I’m interested in better understanding MapD performance on my GPU. Is there a way to get a more detailed execution time breakdown? I would be interested in getting execution time numbers on the operator level (operators from the explain calcite such as LogicalAggregate, LogicalFilter, LogicalJoin, etc.). Is there an easy way to get these timing numbers? Or does anyone have any suggestions on how to instrument the codebase to get the operator timings (and where in the codebase/which files to look at)?



Hi @efurst,

Thanks for your interest in MapD. Since MapD compiles its queries (via LLVM), rather than interprets them, we can fuse many relational algebra operators into one function such that a thread (on CPU or GPU) will execute these in one swoop while keeping the intermediate results in register memory (giving significant performance benefits). Of course certain operators like subqueries or joins need to be materialized, and thus require multiple kernels/functions to be executed, but in general you won’t be able to get granular timings for a single operator.

You can do a bit of probing on the cost of different operators by comparing timings of queries that only differ by a single operator (say a filter). You might also be able to use a profiler to examine the cost of individual parts of the generated code. (As an aside, if you ever want to see the generated code for a query, just put EXPLAIN before the query in mapdql.)

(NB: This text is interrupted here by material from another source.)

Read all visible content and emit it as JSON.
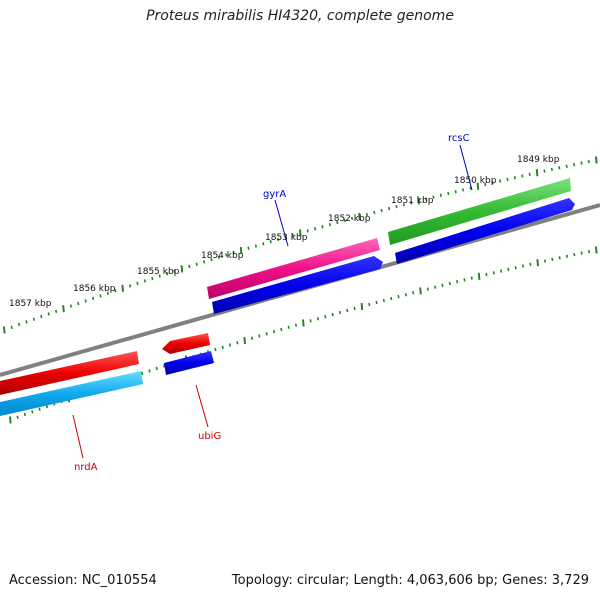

Recently we added a framework for logging timings for different sections of the executor, which you can invoke via --enable-debug-timer. Currently this is only available on master in our github repo, but it will be in the next release. This won’t help with timing the actual execution of the various RA operators, as explained above, but could be useful to time other parts of the execution path like memory allocations or query compilation.

I hope this helps, and let us know if you’d like to chat more in depth.